If any of us are to take a lesson away from the Ryder Cup, it’s this: Spend the bulk of your practice time hitting short chips and pitches — and on the putting green — if you really want to make an impact on your average scores.
One of my favorite short game practice routines can be executed on any practice range, and you can do it with as large a bucket of balls as you can. With your sand wedge, hit a couple of shots toward the front of the range, starting with a target 20 to 30 feet in front of you. Then, hit a few shots to that target ball, varying the height of the shot – one low, one medium, one high – with the goal of flying the ball to that target ball from the firsts shot. Then hit a shot 10-15 feet past that grouping and do it all again, then another group of shots to a spot 10-15 feet closer to you. Repeat this pattern to different groups of balls ranging from 10-15 in front of you, on out to 15-20 yards or more. Work back and forth between these groupings – always bearing down to hit the exact shots you want.
Your future short game success will be proof that this drill develops a feel for hitting all the different greenside scoring shots you need to play to your potential.
As it pertains to actually “practicing” your putting, I think there are two aspects of that process.

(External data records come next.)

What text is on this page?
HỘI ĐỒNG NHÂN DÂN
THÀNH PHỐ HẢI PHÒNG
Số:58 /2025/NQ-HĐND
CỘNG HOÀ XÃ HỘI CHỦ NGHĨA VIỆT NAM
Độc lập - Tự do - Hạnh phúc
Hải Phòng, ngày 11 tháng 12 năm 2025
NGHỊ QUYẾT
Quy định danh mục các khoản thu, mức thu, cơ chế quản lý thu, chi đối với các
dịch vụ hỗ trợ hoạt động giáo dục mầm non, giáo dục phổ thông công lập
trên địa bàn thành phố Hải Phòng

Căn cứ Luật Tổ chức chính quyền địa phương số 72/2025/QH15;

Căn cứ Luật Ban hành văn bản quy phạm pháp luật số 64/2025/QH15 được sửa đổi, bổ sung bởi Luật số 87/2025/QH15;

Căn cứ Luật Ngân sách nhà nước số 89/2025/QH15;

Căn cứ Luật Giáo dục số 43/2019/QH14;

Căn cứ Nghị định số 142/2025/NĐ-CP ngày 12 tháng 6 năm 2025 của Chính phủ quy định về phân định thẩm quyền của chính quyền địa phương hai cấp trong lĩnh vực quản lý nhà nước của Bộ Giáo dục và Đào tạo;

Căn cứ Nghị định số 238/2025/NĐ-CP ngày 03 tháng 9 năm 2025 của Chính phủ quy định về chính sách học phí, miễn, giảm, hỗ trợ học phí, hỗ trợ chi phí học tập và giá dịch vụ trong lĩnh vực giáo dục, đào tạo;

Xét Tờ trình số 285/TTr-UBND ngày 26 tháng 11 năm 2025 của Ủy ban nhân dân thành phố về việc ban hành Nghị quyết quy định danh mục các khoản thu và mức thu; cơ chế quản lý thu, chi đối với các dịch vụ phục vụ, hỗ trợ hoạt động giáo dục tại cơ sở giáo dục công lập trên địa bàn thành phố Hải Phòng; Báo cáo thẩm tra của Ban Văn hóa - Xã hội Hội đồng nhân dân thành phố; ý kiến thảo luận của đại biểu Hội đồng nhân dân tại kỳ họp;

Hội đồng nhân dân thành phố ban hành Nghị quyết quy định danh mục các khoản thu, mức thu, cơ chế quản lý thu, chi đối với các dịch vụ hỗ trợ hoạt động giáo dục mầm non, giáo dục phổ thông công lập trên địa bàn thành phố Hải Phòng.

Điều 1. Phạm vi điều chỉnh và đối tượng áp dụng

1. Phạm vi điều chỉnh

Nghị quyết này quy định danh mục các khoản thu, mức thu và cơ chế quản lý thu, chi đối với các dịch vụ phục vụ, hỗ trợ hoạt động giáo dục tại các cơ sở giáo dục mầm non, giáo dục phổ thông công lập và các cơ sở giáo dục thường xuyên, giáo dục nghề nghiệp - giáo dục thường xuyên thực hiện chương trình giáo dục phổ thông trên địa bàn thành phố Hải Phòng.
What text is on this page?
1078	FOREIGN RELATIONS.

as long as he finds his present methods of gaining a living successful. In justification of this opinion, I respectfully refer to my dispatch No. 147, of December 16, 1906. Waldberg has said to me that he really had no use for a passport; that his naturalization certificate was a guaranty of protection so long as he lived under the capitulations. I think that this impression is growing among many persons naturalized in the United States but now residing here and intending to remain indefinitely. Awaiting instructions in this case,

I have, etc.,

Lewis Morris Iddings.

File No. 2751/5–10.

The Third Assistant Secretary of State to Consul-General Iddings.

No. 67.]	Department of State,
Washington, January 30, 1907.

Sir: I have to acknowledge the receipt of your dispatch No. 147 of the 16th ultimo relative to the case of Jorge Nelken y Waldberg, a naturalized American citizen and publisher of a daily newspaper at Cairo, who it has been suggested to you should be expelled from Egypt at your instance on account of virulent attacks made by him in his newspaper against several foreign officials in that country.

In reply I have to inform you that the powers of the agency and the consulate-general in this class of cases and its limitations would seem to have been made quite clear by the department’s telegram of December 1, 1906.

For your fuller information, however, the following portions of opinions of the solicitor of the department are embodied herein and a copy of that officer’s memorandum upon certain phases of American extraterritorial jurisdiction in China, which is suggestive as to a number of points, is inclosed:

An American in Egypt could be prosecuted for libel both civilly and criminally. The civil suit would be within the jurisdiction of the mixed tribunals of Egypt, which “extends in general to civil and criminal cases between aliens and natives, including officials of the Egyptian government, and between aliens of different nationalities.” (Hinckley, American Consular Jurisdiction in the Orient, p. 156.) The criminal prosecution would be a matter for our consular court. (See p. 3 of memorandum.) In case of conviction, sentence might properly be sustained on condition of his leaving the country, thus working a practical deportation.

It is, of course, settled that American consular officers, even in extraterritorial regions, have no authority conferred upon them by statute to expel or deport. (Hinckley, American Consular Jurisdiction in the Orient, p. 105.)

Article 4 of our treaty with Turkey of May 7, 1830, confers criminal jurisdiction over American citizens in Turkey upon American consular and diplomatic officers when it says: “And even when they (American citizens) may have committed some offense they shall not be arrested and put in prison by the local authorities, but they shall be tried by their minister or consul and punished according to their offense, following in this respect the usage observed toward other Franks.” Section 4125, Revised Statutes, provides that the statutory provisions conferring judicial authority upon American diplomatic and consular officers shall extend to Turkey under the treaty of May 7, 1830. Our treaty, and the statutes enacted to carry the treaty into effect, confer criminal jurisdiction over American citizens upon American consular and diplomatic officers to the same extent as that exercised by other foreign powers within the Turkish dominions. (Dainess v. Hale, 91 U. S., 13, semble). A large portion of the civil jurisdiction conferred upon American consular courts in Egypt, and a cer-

The first is to drill on your basic stroke mechanics. I think the best way to do that is to lay down a chalk line on a dead straight putt of 6-10 feet. Hit putt after putt paying close attention to your face angle and alignment at address and to making a simply back-and-through stroke. You simply cannot hit enough of these.
The second practice putting routine I like is to putt the circuit around the putting green, hitting left- and right-breaking putts from distances of 20-40 feet. I recommend hitting two putts each time using the second putt to “go to school” from the break and speed of the first one. This is the only way to gain a “library” of feels and looks that will serve you on the course as you play a round of golf.
Those are my “lesson” takeaways from the Ryder Cup.
But the other thing that was so very evident was the havoc that a stout wind can deal into a round of golf. On Saturday, the wind blew harder than the other days, and the shotmaking showed it. There were many fewer shots covering the flag or hit pin-high — and many more that sailed wide of the target or came up way long or short.
It really doesn’t matter what level you play the game, the wind is always the most difficult “hazard” to negotiate as you propel a 1.68-ounce golf ball around several miles of golf course real estate.
Watch the difference in scoring from week to week on the PGA Tour – comparing those dead still days and the low scores any course will yield, to those days when the wind kicks up and changes the game considerably.
Again, kudos and congratulations to the victorious U.S. Ryder Cup team. Great going, guys!